Da quello che riporta il Messaggero a Roma partano i test sierologici disponibili negli studi privati.
A vederlo da una certa angolazione, è un fenomeno che rischia di rompere il fronte nella lotta per il contenimento del Covid-19.
Da giorni in tutta la Capitale si stanno diffondendo i laboratori privati di analisi cliniche – ma accreditati con il Servizio sanitario regionale e nazionale – che effettuano test sierologici a pagamento per rinvenire, attraverso l’esame del sangue, e il conteggio delle immunoglobuline (IgG e IgM) la presenza o meno del Sars-Cov-2.
C’è un via libera ufficiale da parte della Regione Lazio? No. Di più.
Il ministero della Salute tramite la circolare 11715 del 3 aprile scorso ha chiaramente scritto: «Secondo l’Organizzazione mondiale della Sanità sebbene l’impiego di kit commerciali di diagnosi rapida virologica sia auspicabile e rappresenti un’esigenza in situazioni di emergenza come quella attuale, gli approcci diagnostici al momento tecnicamente più vantaggiosi, attendibili e disponibili rimangono quelli basati sul rilevamento del virus in secrezioni respiratorie attraverso metodi di RT-PCR». Ovvero del tampone naso-gola.
Nessun divieto certo, è stato espressamente decretato per i laboratori privati ma al contempo si è precisato come i test sierologici non diano al momento alcuna certezza.

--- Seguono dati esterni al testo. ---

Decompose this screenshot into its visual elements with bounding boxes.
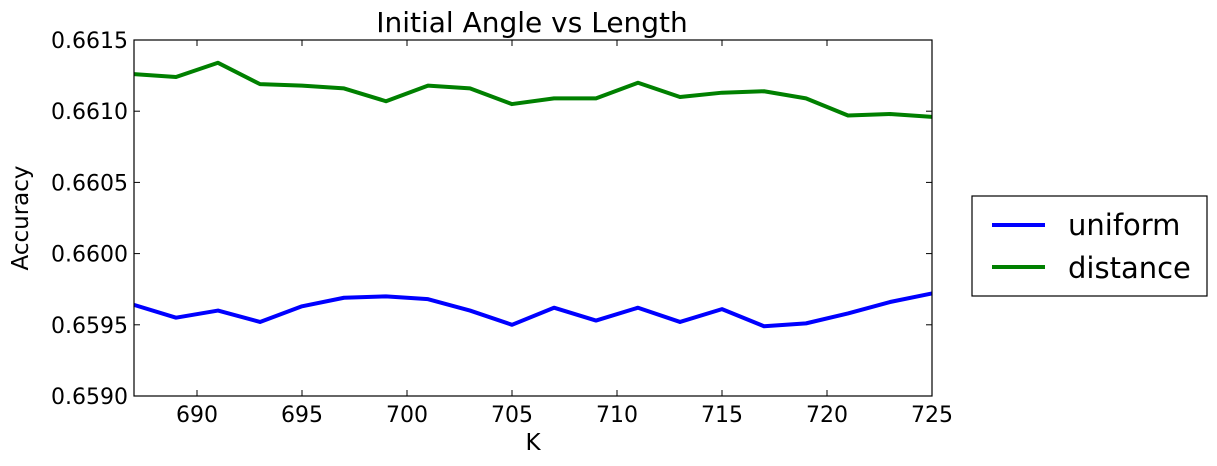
chart-title: Initial Angle vs Length: [376, 6, 688, 39]
y-tick-label: 0.6600: [51, 243, 128, 268]
x-axis-label: K: [525, 430, 541, 456]
x-tick-label: 705: [491, 403, 533, 428]
y-axis-label: Accuracy: [8, 165, 34, 270]
legend: uniform distance: [971, 195, 1208, 297]
y-tick-label: 0.6605: [51, 171, 128, 196]
series-lines: [133, 60, 933, 329]
plot-frame: [133, 39, 933, 397]
y-tick-label: 0.6590: [51, 385, 128, 410]
x-tick-label: 715: [701, 403, 743, 428]
x-tick-label: 720: [806, 403, 848, 428]
series-line-distance: [133, 60, 933, 119]
y-tick-label: 0.6610: [51, 100, 128, 125]
y-tick-label: 0.6615: [51, 29, 128, 54]
y-tick-label: 0.6595: [51, 314, 128, 339]
legend-frame: [971, 195, 1208, 297]
axis-ticks: 690 695 700 705 710 715 720 725 0.6590 0.6595 0.66…: [51, 29, 953, 428]
plot-background: [134, 40, 932, 396]
legend-label-distance: distance: [1068, 251, 1191, 285]
x-tick-label: 710: [596, 403, 638, 428]
x-tick-label: 695: [281, 403, 323, 428]
x-tick-label: 725: [911, 403, 953, 428]
series-line-uniform: [133, 291, 933, 329]
x-tick-label: 690: [176, 403, 218, 428]
legend-label-uniform: uniform: [1068, 208, 1180, 242]
x-tick-label: 700: [386, 403, 428, 428]
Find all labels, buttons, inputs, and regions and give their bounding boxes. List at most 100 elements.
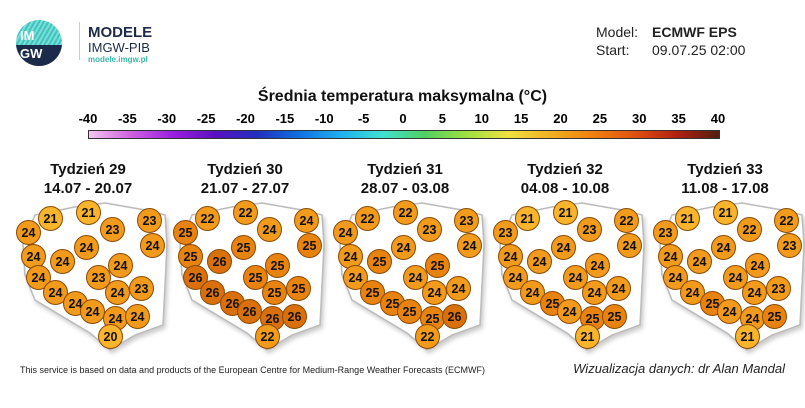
- temperature-marker: 24: [333, 220, 358, 245]
- temperature-marker: 24: [498, 244, 523, 269]
- temperature-marker: 23: [129, 276, 154, 301]
- week-dates: 11.08 - 17.08: [681, 180, 769, 197]
- temperature-marker: 24: [125, 304, 150, 329]
- temperature-marker: 25: [286, 276, 311, 301]
- temperature-marker: 21: [575, 324, 600, 349]
- temperature-marker: 21: [675, 206, 700, 231]
- temperature-marker: 26: [442, 304, 467, 329]
- week-map: 21 21 23 22 23 24 24 24 24 24 24 24 24 24 24 25 24 25 25 21: [482, 195, 652, 360]
- week-map: 22 22 24 24 25 25 25 25 26 25 25 26 25 26 25 26 26 26 26 22: [162, 195, 332, 360]
- week-map: 22 22 23 23 24 24 24 24 25 25 24 24 24 25 24 25 25 25 26 22: [322, 195, 492, 360]
- temperature-marker: 26: [237, 299, 262, 324]
- week-dates: 14.07 - 20.07: [43, 180, 133, 197]
- temperature-marker: 26: [207, 249, 232, 274]
- colorbar-tick: 0: [399, 111, 407, 126]
- week-title: Tydzień 32: [527, 161, 603, 178]
- colorbar-tick: -25: [196, 111, 216, 126]
- temperature-marker: 23: [417, 217, 442, 242]
- temperature-marker: 24: [745, 253, 770, 278]
- model-label: Model:: [596, 24, 639, 40]
- colorbar-ticks: -40 -35 -30 -25 -20 -15 -10 -5 0 5 10 15 20 25 30 35 40: [70, 111, 750, 127]
- temperature-marker: 24: [16, 220, 41, 245]
- temperature-marker: 24: [294, 208, 319, 233]
- colorbar-tick: -35: [117, 111, 137, 126]
- week-dates: 04.08 - 10.08: [520, 180, 610, 197]
- colorbar-tick: 25: [592, 111, 608, 126]
- week-title: Tydzień 31: [367, 161, 443, 178]
- temperature-marker: 25: [420, 306, 445, 331]
- temperature-marker: 23: [454, 208, 479, 233]
- week-map: 21 21 23 23 24 24 24 24 24 24 23 24 23 24 24 24 24 24 24 20: [5, 195, 175, 360]
- temperature-marker: 25: [265, 253, 290, 278]
- colorbar-tick: -20: [236, 111, 255, 126]
- colorbar-tick: 15: [513, 111, 529, 126]
- colorbar-tick: 20: [553, 111, 568, 126]
- temperature-marker: 25: [231, 235, 256, 260]
- temperature-marker: 22: [614, 208, 639, 233]
- temperature-marker: 24: [527, 249, 552, 274]
- week-title: Tydzień 30: [207, 161, 283, 178]
- brand-org: IMGW-PIB: [88, 40, 150, 55]
- temperature-marker: 24: [140, 233, 165, 258]
- week-header: Tydzień 32 04.08 - 10.08: [485, 160, 645, 198]
- temperature-marker: 24: [582, 280, 607, 305]
- temperature-marker: 21: [38, 206, 63, 231]
- temperature-marker: 24: [403, 265, 428, 290]
- temperature-marker: 24: [551, 235, 576, 260]
- temperature-marker: 22: [774, 208, 799, 233]
- temperature-marker: 23: [577, 217, 602, 242]
- week-header: Tydzień 31 28.07 - 03.08: [325, 160, 485, 198]
- temperature-marker: 23: [137, 208, 162, 233]
- colorbar-title: Średnia temperatura maksymalna (°C): [257, 88, 548, 105]
- temperature-marker: 21: [553, 200, 578, 225]
- footer-note: This service is based on data and produc…: [20, 365, 486, 375]
- start-label: Start:: [596, 42, 630, 58]
- colorbar-tick: 40: [710, 111, 726, 126]
- colorbar-tick: -5: [357, 111, 370, 126]
- temperature-marker: 25: [367, 249, 392, 274]
- start-value: 09.07.25 02:00: [652, 42, 746, 58]
- temperature-marker: 22: [195, 206, 220, 231]
- temperature-marker: 21: [76, 200, 101, 225]
- temperature-marker: 25: [602, 304, 627, 329]
- temperature-marker: 23: [766, 276, 791, 301]
- brand-name: MODELE: [88, 24, 153, 41]
- week-header: Tydzień 29 14.07 - 20.07: [8, 160, 168, 198]
- temperature-marker: 21: [515, 206, 540, 231]
- temperature-marker: 22: [393, 200, 418, 225]
- brand-url[interactable]: modele.imgw.pl: [88, 55, 148, 64]
- temperature-marker: 24: [50, 249, 75, 274]
- colorbar-tick: 10: [474, 111, 489, 126]
- temperature-marker: 20: [98, 324, 123, 349]
- temperature-marker: 21: [713, 200, 738, 225]
- temperature-marker: 23: [493, 220, 518, 245]
- temperature-marker: 24: [617, 233, 642, 258]
- temperature-marker: 26: [282, 304, 307, 329]
- temperature-marker: 25: [425, 253, 450, 278]
- temperature-marker: 21: [735, 324, 760, 349]
- week-dates: 21.07 - 27.07: [200, 180, 290, 197]
- temperature-marker: 25: [762, 304, 787, 329]
- colorbar-tick: 35: [671, 111, 686, 126]
- temperature-marker: 25: [173, 220, 198, 245]
- temperature-marker: 24: [108, 253, 133, 278]
- temperature-marker: 22: [737, 217, 762, 242]
- week-title: Tydzień 33: [687, 161, 763, 178]
- temperature-marker: 24: [21, 244, 46, 269]
- week-map: 21 21 22 22 23 23 24 24 24 24 24 24 23 24 24 25 24 24 25 21: [642, 195, 805, 360]
- start-info: Start: 09.07.25 02:00: [596, 42, 745, 58]
- temperature-marker: 25: [262, 280, 287, 305]
- week-header: Tydzień 33 11.08 - 17.08: [645, 160, 805, 198]
- temperature-marker: 25: [397, 299, 422, 324]
- model-value: ECMWF EPS: [652, 24, 737, 40]
- temperature-marker: 24: [563, 265, 588, 290]
- temperature-marker: 24: [446, 276, 471, 301]
- temperature-marker: 24: [105, 280, 130, 305]
- colorbar-tick: 30: [632, 111, 647, 126]
- temperature-marker: 25: [178, 244, 203, 269]
- model-info: Model: ECMWF EPS: [596, 24, 737, 40]
- temperature-marker: 24: [391, 235, 416, 260]
- week-header: Tydzień 30 21.07 - 27.07: [165, 160, 325, 198]
- temperature-marker: 24: [606, 276, 631, 301]
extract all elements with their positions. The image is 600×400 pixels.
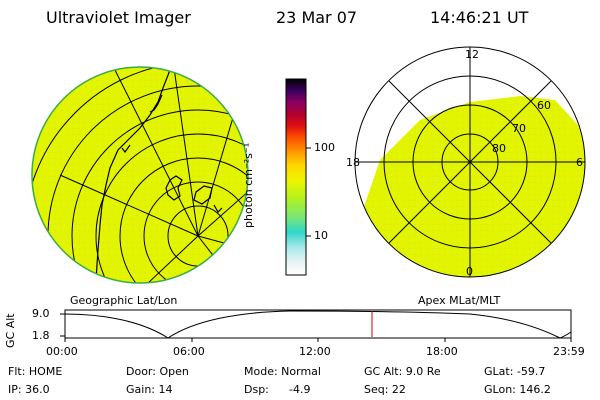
polar-grid bbox=[354, 46, 586, 278]
lat-label-70: 70 bbox=[512, 122, 526, 135]
x-tick-0600: 06:00 bbox=[173, 345, 205, 358]
polar-image-fill bbox=[356, 96, 585, 277]
y-tick-9: 9.0 bbox=[32, 307, 50, 320]
gain-status: Gain: 14 bbox=[126, 383, 173, 396]
x-tick-1800: 18:00 bbox=[426, 345, 458, 358]
door-status: Door: Open bbox=[126, 365, 189, 378]
lat-label-80: 80 bbox=[492, 142, 506, 155]
colorbar-tick-10: 10 bbox=[314, 229, 328, 242]
mlt-label-0: 0 bbox=[466, 265, 473, 278]
flight-status: Flt: HOME bbox=[8, 365, 63, 378]
sequence-status: Seq: 22 bbox=[364, 383, 406, 396]
mlt-label-6: 6 bbox=[576, 156, 583, 169]
dsp-label: Dsp: bbox=[244, 383, 269, 396]
altitude-curve bbox=[64, 310, 572, 339]
mlt-label-18: 18 bbox=[346, 156, 360, 169]
glon-status: GLon: 146.2 bbox=[484, 383, 551, 396]
colorbar-unit-label: photon cm⁻²s⁻¹ bbox=[242, 142, 255, 228]
mlt-label-12: 12 bbox=[465, 48, 479, 61]
date-label: 23 Mar 07 bbox=[276, 8, 358, 27]
gc-altitude-status: GC Alt: 9.0 Re bbox=[364, 365, 441, 378]
glat-status: GLat: -59.7 bbox=[484, 365, 546, 378]
x-tick-1200: 12:00 bbox=[299, 345, 331, 358]
coastline-outline bbox=[95, 69, 241, 281]
time-label: 14:46:21 UT bbox=[430, 8, 529, 27]
mode-status: Mode: Normal bbox=[244, 365, 321, 378]
x-tick-2359: 23:59 bbox=[553, 345, 585, 358]
lat-label-60: 60 bbox=[537, 99, 551, 112]
polar-image bbox=[354, 46, 586, 278]
colorbar bbox=[285, 78, 307, 276]
geographic-image bbox=[31, 66, 249, 284]
polar-panel-label: Apex MLat/MLT bbox=[418, 294, 501, 307]
timeline-axis-label: GC Alt bbox=[4, 313, 17, 348]
y-tick-1-8: 1.8 bbox=[32, 329, 50, 342]
geo-panel-label: Geographic Lat/Lon bbox=[70, 294, 178, 307]
altitude-timeline-plot bbox=[60, 309, 572, 342]
colorbar-tick-100: 100 bbox=[314, 141, 335, 154]
ip-status: IP: 36.0 bbox=[8, 383, 50, 396]
dsp-value: -4.9 bbox=[289, 383, 311, 396]
instrument-title: Ultraviolet Imager bbox=[46, 8, 191, 27]
x-tick-0000: 00:00 bbox=[46, 345, 78, 358]
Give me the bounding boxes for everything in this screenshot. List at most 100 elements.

Eppure le strutture lavorano e incassano. Perché questi test vengono fatti a pagamento senza che ci sia un tariffario univoco. Da 40 fino a 120 euro se il prelievo viene fatto a casa da un infermiere.
Certezze e affidabilità a parte questo è una ulteriore “defezione” della sanità pubblica che crea un nuovo varco nel quale si inserisce l’assistenza privata che, molte volte è inadeguata e “ingannevole”. (ndr. A.R.)